WHERE'S THE FAIRNESS?

Brass get bonsues. Consumers lose jobs, go bankrupt:

By LINDA LEATHERDALE

March 24 — Sadly, this is just another sign of these disgusting times.

One of Canada's worst managed companies - Nortel Networks, now in bankruptcy protection - is paying out $7.3 million in executive bonuses so key personnel won't leave, while senior brass already walked away with fortunes as the ship went down.

And on Main Street, struggling families suffering job losses are filing for EI benefits or declaring personal bankuptcy at a rapid pace.

According to latest statistics released today, more than 117,000 Canadians filed for bankruptcy in the 12-month period ending January 2009 - up 15.8% from a year ago. In January alone, more than 10,000 threw in the towel, reports the Office of the Superintendent of Bankruptcy Canada, up 2.9% from December.  In the same month, the number of Canadians filing for employment insurance (EI) benefits jumped above the 500,000 mark, while in February the number jumped another 23% from a year ago.

Experts will argue Canada's unemployment rate, now a 7.7%, up almost 2% from a year ago, is still quite low.  But, what about the chronically unemployed who haven't been counted for years since the "re-engineering days" of the Nasty Nineties, when Freedom 55 became a boot out the corporate door?

Another sign - as socialism reigns on Bay Street and brutal capitalism thrives on Main Street - is the number of businesses going under.  In the first month of this year, another 567 businesses pulled the plug and filed insolvency papers - up 2.5% from December. Though overall the number slipped in Ontario, manufacturing bankruptcies were up 24%.

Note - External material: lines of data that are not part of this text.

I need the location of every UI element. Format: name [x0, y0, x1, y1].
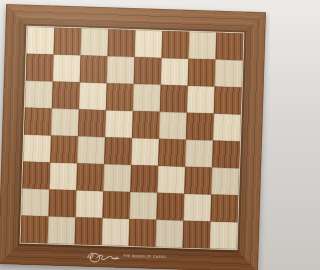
square-c6[interactable]	[79, 82, 107, 110]
square-h1[interactable]	[210, 222, 238, 250]
square-g5[interactable]	[186, 113, 214, 141]
square-c5[interactable]	[78, 109, 106, 137]
square-b1[interactable]	[48, 216, 76, 244]
chess-board: THE QUEEN OF CHESS	[0, 4, 266, 270]
square-h8[interactable]	[216, 33, 244, 61]
square-d4[interactable]	[104, 137, 132, 165]
square-b3[interactable]	[49, 162, 77, 190]
square-e6[interactable]	[133, 84, 161, 112]
square-b7[interactable]	[53, 54, 81, 82]
square-f4[interactable]	[158, 139, 186, 167]
square-c1[interactable]	[75, 217, 103, 245]
square-a5[interactable]	[24, 108, 52, 136]
square-h2[interactable]	[210, 195, 238, 223]
square-e3[interactable]	[130, 165, 158, 193]
signature-autograph-icon	[84, 248, 120, 265]
square-e8[interactable]	[135, 30, 163, 58]
square-d8[interactable]	[108, 29, 136, 57]
square-a7[interactable]	[26, 54, 54, 82]
square-c8[interactable]	[81, 28, 109, 56]
square-c4[interactable]	[77, 136, 105, 164]
square-g3[interactable]	[184, 167, 212, 195]
square-b5[interactable]	[51, 108, 79, 136]
board-squares	[21, 27, 244, 250]
square-d3[interactable]	[103, 164, 131, 192]
square-c2[interactable]	[75, 190, 103, 218]
square-g8[interactable]	[189, 32, 217, 60]
square-e5[interactable]	[132, 111, 160, 139]
brand-caption: THE QUEEN OF CHESS	[123, 255, 166, 260]
board-inlay-border	[20, 26, 245, 251]
square-d2[interactable]	[102, 191, 130, 219]
square-f6[interactable]	[160, 85, 188, 113]
square-a8[interactable]	[27, 27, 55, 55]
square-d6[interactable]	[106, 83, 134, 111]
square-f7[interactable]	[161, 58, 189, 86]
square-h6[interactable]	[214, 87, 242, 115]
square-e7[interactable]	[134, 57, 162, 85]
square-g6[interactable]	[187, 86, 215, 114]
square-h7[interactable]	[215, 60, 243, 88]
square-g1[interactable]	[183, 221, 211, 249]
square-a6[interactable]	[25, 81, 53, 109]
square-d5[interactable]	[105, 110, 133, 138]
square-e1[interactable]	[129, 219, 157, 247]
square-a1[interactable]	[21, 216, 49, 244]
brand-mark: THE QUEEN OF CHESS	[84, 248, 167, 268]
square-b2[interactable]	[48, 189, 76, 217]
square-g4[interactable]	[185, 140, 213, 168]
square-a2[interactable]	[22, 189, 50, 217]
square-e4[interactable]	[131, 138, 159, 166]
square-f2[interactable]	[156, 193, 184, 221]
square-f3[interactable]	[157, 166, 185, 194]
square-b8[interactable]	[54, 28, 82, 56]
square-g7[interactable]	[188, 59, 216, 87]
square-h5[interactable]	[213, 114, 241, 142]
square-a3[interactable]	[22, 162, 50, 190]
square-c3[interactable]	[76, 163, 104, 191]
square-g2[interactable]	[183, 194, 211, 222]
square-f5[interactable]	[159, 112, 187, 140]
square-a4[interactable]	[23, 135, 51, 163]
photo-background: { "game": "chess", "position": { "fen": …	[0, 0, 270, 270]
square-c7[interactable]	[80, 55, 108, 83]
square-d1[interactable]	[102, 218, 130, 246]
square-h4[interactable]	[212, 141, 240, 169]
square-b4[interactable]	[50, 135, 78, 163]
square-h3[interactable]	[211, 168, 239, 196]
square-b6[interactable]	[52, 81, 80, 109]
square-e2[interactable]	[129, 192, 157, 220]
square-f1[interactable]	[156, 220, 184, 248]
square-d7[interactable]	[107, 56, 135, 84]
square-f8[interactable]	[162, 31, 190, 59]
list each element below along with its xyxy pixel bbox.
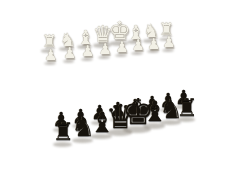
pieces-layer: ♜♞♝♛♚♝♞♜♟♟♟♟♟♟♟♟♟♟♟♟♟♟♟♟♜♞♝♛♚♝♞♜ [0, 0, 240, 180]
piece-white-pawn[interactable]: ♟ [61, 46, 79, 61]
chess-set-photo: abcdefgh 12345678 ♜♞♝♛♚♝♞♜♟♟♟♟♟♟♟♟♟♟♟♟♟♟… [0, 0, 240, 180]
piece-white-pawn[interactable]: ♟ [42, 48, 60, 63]
piece-black-rook[interactable]: ♜ [172, 96, 201, 120]
piece-white-pawn[interactable]: ♟ [79, 44, 97, 59]
piece-white-pawn[interactable]: ♟ [96, 42, 114, 57]
piece-white-pawn[interactable]: ♟ [160, 35, 178, 50]
photo-wrapper: abcdefgh 12345678 ♜♞♝♛♚♝♞♜♟♟♟♟♟♟♟♟♟♟♟♟♟♟… [0, 0, 240, 180]
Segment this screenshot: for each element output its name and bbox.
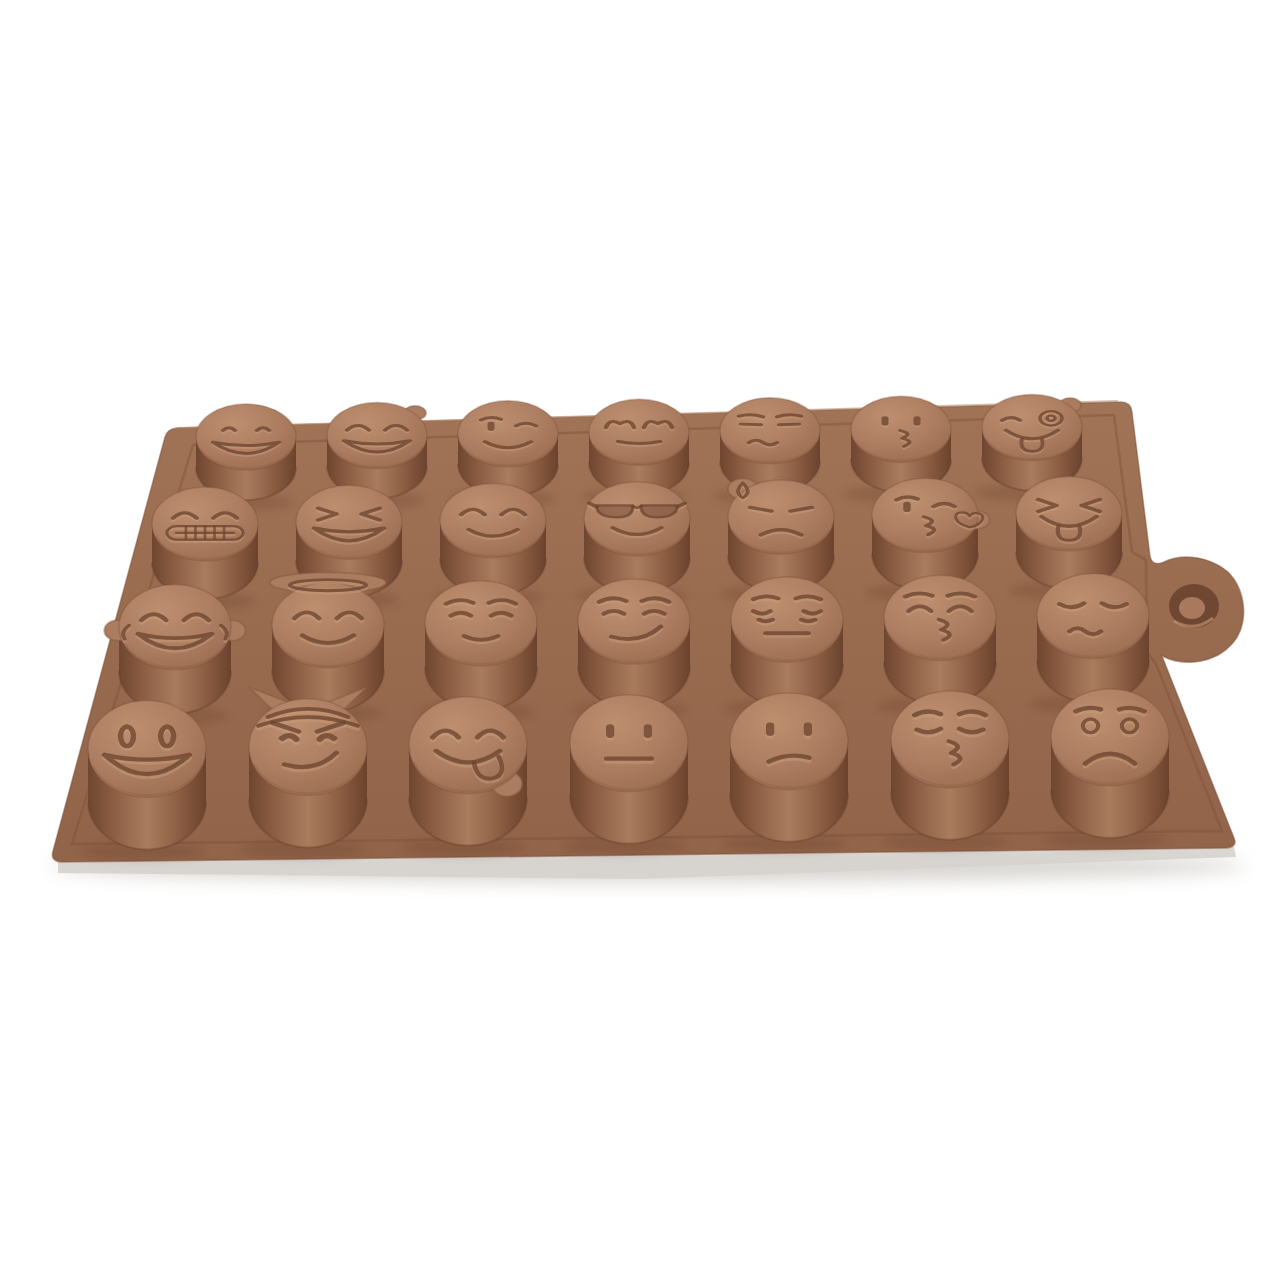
mold-photo-svg — [0, 0, 1280, 1280]
hanging-hole — [1169, 584, 1219, 628]
emoji-chocolate-mold-photo — [0, 0, 1280, 1280]
product-photo: Brown silicone emoji chocolate mold tray… — [0, 0, 1280, 1280]
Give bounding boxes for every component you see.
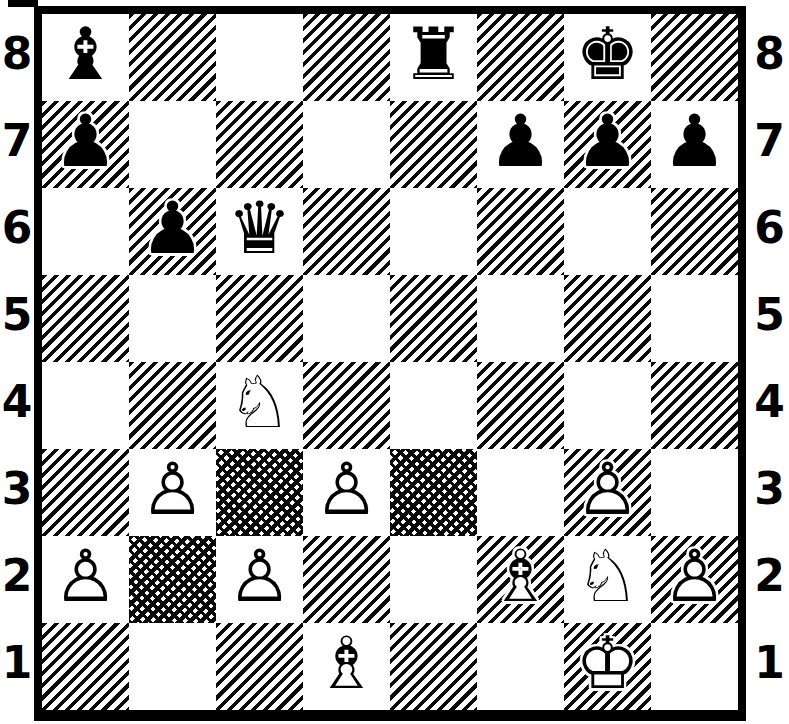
square-a4[interactable] bbox=[42, 362, 129, 449]
square-h6[interactable] bbox=[651, 188, 738, 275]
white-pawn-h2[interactable]: ♟♙ bbox=[651, 536, 738, 623]
chess-diagram: 87654321 ♝♝♜♜♚♚♟♟♟♟♟♟♟♟♟♟♛♛♞♘♟♙♟♙♟♙♟♙♟♙♝… bbox=[0, 0, 789, 724]
white-pawn-b3[interactable]: ♟♙ bbox=[129, 449, 216, 536]
rank-label-right-5: 5 bbox=[750, 271, 789, 358]
piece-glyph: ♔ bbox=[564, 620, 651, 707]
piece-glyph: ♙ bbox=[303, 446, 390, 533]
black-rook-e8[interactable]: ♜♜ bbox=[390, 14, 477, 101]
black-pawn-f7[interactable]: ♟♟ bbox=[477, 101, 564, 188]
square-f4[interactable] bbox=[477, 362, 564, 449]
piece-glyph: ♗ bbox=[303, 620, 390, 707]
square-d1[interactable]: ♝♗ bbox=[303, 623, 390, 710]
piece-glyph: ♙ bbox=[216, 533, 303, 620]
rank-label-right-3: 3 bbox=[750, 445, 789, 532]
square-g5[interactable] bbox=[564, 275, 651, 362]
square-a1[interactable] bbox=[42, 623, 129, 710]
square-e3[interactable] bbox=[390, 449, 477, 536]
square-b1[interactable] bbox=[129, 623, 216, 710]
square-b2[interactable] bbox=[129, 536, 216, 623]
square-h3[interactable] bbox=[651, 449, 738, 536]
rank-label-left-1: 1 bbox=[0, 619, 34, 706]
square-d6[interactable] bbox=[303, 188, 390, 275]
rank-label-left-4: 4 bbox=[0, 358, 34, 445]
white-knight-g2[interactable]: ♞♘ bbox=[564, 536, 651, 623]
square-e5[interactable] bbox=[390, 275, 477, 362]
black-bishop-a8[interactable]: ♝♝ bbox=[42, 14, 129, 101]
white-pawn-c2[interactable]: ♟♙ bbox=[216, 536, 303, 623]
white-pawn-g3[interactable]: ♟♙ bbox=[564, 449, 651, 536]
square-c6[interactable]: ♛♛ bbox=[216, 188, 303, 275]
square-b6[interactable]: ♟♟ bbox=[129, 188, 216, 275]
square-d5[interactable] bbox=[303, 275, 390, 362]
piece-glyph: ♙ bbox=[651, 533, 738, 620]
piece-glyph: ♟ bbox=[129, 185, 216, 272]
square-f2[interactable]: ♝♗ bbox=[477, 536, 564, 623]
white-pawn-d3[interactable]: ♟♙ bbox=[303, 449, 390, 536]
white-king-g1[interactable]: ♚♔ bbox=[564, 623, 651, 710]
square-c8[interactable] bbox=[216, 14, 303, 101]
white-bishop-d1[interactable]: ♝♗ bbox=[303, 623, 390, 710]
piece-glyph: ♜ bbox=[390, 11, 477, 98]
square-g2[interactable]: ♞♘ bbox=[564, 536, 651, 623]
rank-label-right-7: 7 bbox=[750, 97, 789, 184]
square-e4[interactable] bbox=[390, 362, 477, 449]
piece-glyph: ♟ bbox=[42, 98, 129, 185]
white-pawn-a2[interactable]: ♟♙ bbox=[42, 536, 129, 623]
rank-label-right-2: 2 bbox=[750, 532, 789, 619]
piece-glyph: ♙ bbox=[42, 533, 129, 620]
piece-glyph: ♚ bbox=[564, 11, 651, 98]
square-d7[interactable] bbox=[303, 101, 390, 188]
piece-glyph: ♘ bbox=[564, 533, 651, 620]
square-f6[interactable] bbox=[477, 188, 564, 275]
rank-label-right-8: 8 bbox=[750, 10, 789, 97]
square-g6[interactable] bbox=[564, 188, 651, 275]
square-h5[interactable] bbox=[651, 275, 738, 362]
black-queen-c6[interactable]: ♛♛ bbox=[216, 188, 303, 275]
square-c4[interactable]: ♞♘ bbox=[216, 362, 303, 449]
rank-label-left-3: 3 bbox=[0, 445, 34, 532]
square-c5[interactable] bbox=[216, 275, 303, 362]
rank-label-left-2: 2 bbox=[0, 532, 34, 619]
square-e7[interactable] bbox=[390, 101, 477, 188]
square-b3[interactable]: ♟♙ bbox=[129, 449, 216, 536]
square-g4[interactable] bbox=[564, 362, 651, 449]
square-d2[interactable] bbox=[303, 536, 390, 623]
piece-glyph: ♝ bbox=[42, 11, 129, 98]
square-g8[interactable]: ♚♚ bbox=[564, 14, 651, 101]
board-frame: ♝♝♜♜♚♚♟♟♟♟♟♟♟♟♟♟♛♛♞♘♟♙♟♙♟♙♟♙♟♙♝♗♞♘♟♙♝♗♚♔ bbox=[34, 6, 746, 721]
square-h4[interactable] bbox=[651, 362, 738, 449]
square-b7[interactable] bbox=[129, 101, 216, 188]
white-knight-c4[interactable]: ♞♘ bbox=[216, 362, 303, 449]
square-e6[interactable] bbox=[390, 188, 477, 275]
square-e8[interactable]: ♜♜ bbox=[390, 14, 477, 101]
square-c1[interactable] bbox=[216, 623, 303, 710]
piece-glyph: ♗ bbox=[477, 533, 564, 620]
square-h8[interactable] bbox=[651, 14, 738, 101]
piece-glyph: ♘ bbox=[216, 359, 303, 446]
rank-labels-left: 87654321 bbox=[0, 14, 34, 710]
white-bishop-f2[interactable]: ♝♗ bbox=[477, 536, 564, 623]
square-b4[interactable] bbox=[129, 362, 216, 449]
square-a8[interactable]: ♝♝ bbox=[42, 14, 129, 101]
rank-label-left-7: 7 bbox=[0, 97, 34, 184]
square-d4[interactable] bbox=[303, 362, 390, 449]
black-pawn-a7[interactable]: ♟♟ bbox=[42, 101, 129, 188]
square-a3[interactable] bbox=[42, 449, 129, 536]
square-d8[interactable] bbox=[303, 14, 390, 101]
square-f5[interactable] bbox=[477, 275, 564, 362]
square-a2[interactable]: ♟♙ bbox=[42, 536, 129, 623]
square-g1[interactable]: ♚♔ bbox=[564, 623, 651, 710]
square-h7[interactable]: ♟♟ bbox=[651, 101, 738, 188]
square-f8[interactable] bbox=[477, 14, 564, 101]
square-a7[interactable]: ♟♟ bbox=[42, 101, 129, 188]
piece-glyph: ♟ bbox=[564, 98, 651, 185]
black-pawn-b6[interactable]: ♟♟ bbox=[129, 188, 216, 275]
square-f7[interactable]: ♟♟ bbox=[477, 101, 564, 188]
black-pawn-h7[interactable]: ♟♟ bbox=[651, 101, 738, 188]
square-g7[interactable]: ♟♟ bbox=[564, 101, 651, 188]
square-f3[interactable] bbox=[477, 449, 564, 536]
rank-label-left-6: 6 bbox=[0, 184, 34, 271]
rank-label-left-5: 5 bbox=[0, 271, 34, 358]
rank-label-left-8: 8 bbox=[0, 10, 34, 97]
square-f1[interactable] bbox=[477, 623, 564, 710]
square-a6[interactable] bbox=[42, 188, 129, 275]
square-g3[interactable]: ♟♙ bbox=[564, 449, 651, 536]
black-pawn-g7[interactable]: ♟♟ bbox=[564, 101, 651, 188]
chess-board[interactable]: ♝♝♜♜♚♚♟♟♟♟♟♟♟♟♟♟♛♛♞♘♟♙♟♙♟♙♟♙♟♙♝♗♞♘♟♙♝♗♚♔ bbox=[42, 14, 738, 710]
rank-label-right-6: 6 bbox=[750, 184, 789, 271]
rank-label-right-1: 1 bbox=[750, 619, 789, 706]
rank-labels-right: 87654321 bbox=[750, 14, 789, 710]
square-e1[interactable] bbox=[390, 623, 477, 710]
piece-glyph: ♛ bbox=[216, 185, 303, 272]
square-b8[interactable] bbox=[129, 14, 216, 101]
square-c7[interactable] bbox=[216, 101, 303, 188]
square-c2[interactable]: ♟♙ bbox=[216, 536, 303, 623]
rank-label-right-4: 4 bbox=[750, 358, 789, 445]
square-h2[interactable]: ♟♙ bbox=[651, 536, 738, 623]
square-e2[interactable] bbox=[390, 536, 477, 623]
black-king-g8[interactable]: ♚♚ bbox=[564, 14, 651, 101]
square-a5[interactable] bbox=[42, 275, 129, 362]
piece-glyph: ♟ bbox=[651, 98, 738, 185]
piece-glyph: ♟ bbox=[477, 98, 564, 185]
square-d3[interactable]: ♟♙ bbox=[303, 449, 390, 536]
piece-glyph: ♙ bbox=[129, 446, 216, 533]
square-b5[interactable] bbox=[129, 275, 216, 362]
square-c3[interactable] bbox=[216, 449, 303, 536]
piece-glyph: ♙ bbox=[564, 446, 651, 533]
square-h1[interactable] bbox=[651, 623, 738, 710]
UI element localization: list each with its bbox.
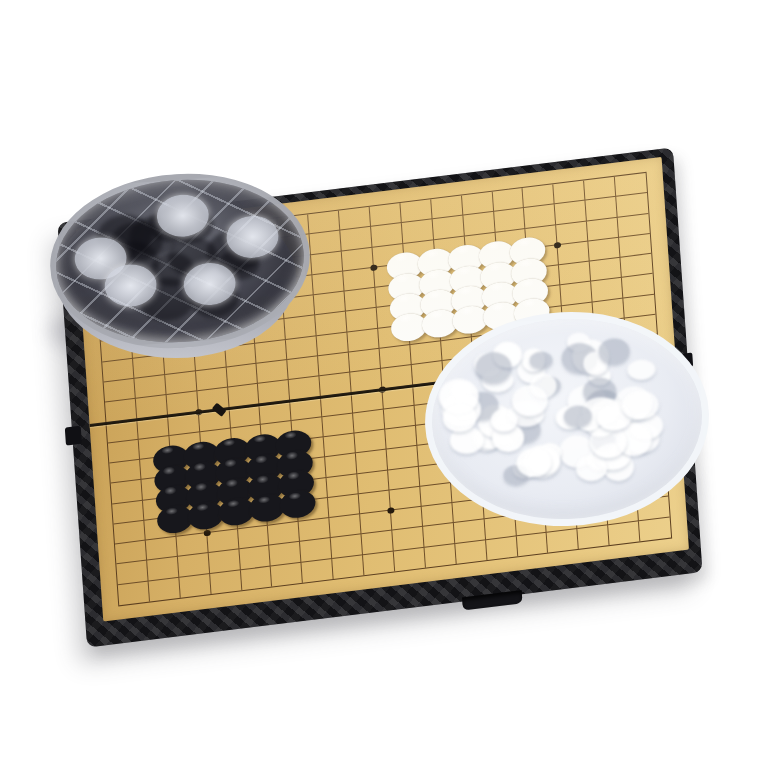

Meanwhile, the anger over excessive executive pay and fat-cat bonuses is sparking riots. Today, on Capitol Hill in Washington, loud rioters interrupted hearings by the House financial services committee into the US$165-million bonuses paid to top AIG brass, after $173 billion of taxpayers' money was pumped into the ailing insurer in four separate bailouts.

During today's hearings, US. treasury secretary Timothy Geithner insisted he only learned details of the fat-cat bonus payouts at the eleventh hour and he was powerless to stop them.  Federal Reserve chairman Ben Bernanke testified any effort by the U.S. government to stop the bonuses would have led to claims for punitive damages and caused a doubling of the bailout costs.

Late last night, Andrew Cuomo, New York state's attorney general revealed nine of the top 10 bonus recipients have agreed to pay back the money.

But what about Nortel brass?  While thousands of Nortel employees are being denied severance pay, courts in Canada and the U.S. granted the company the right to pay out US$7.3 million three unnamed executives in Canada and five in the U.S. Earlier this month, another 26 employees were approved to receive a portion of US$23 million program designed to retain 92 senior managers.

"You need to keep the good people to make sure this restructuring is successful in order to preserve as many jobs as you can and in order to preserve as much value as you can in this enterprise," said Nortel's chief counsel at bankruptcy proceedings in Toronto last week.

To me, this stinks to high heaven.  Where's the fairness?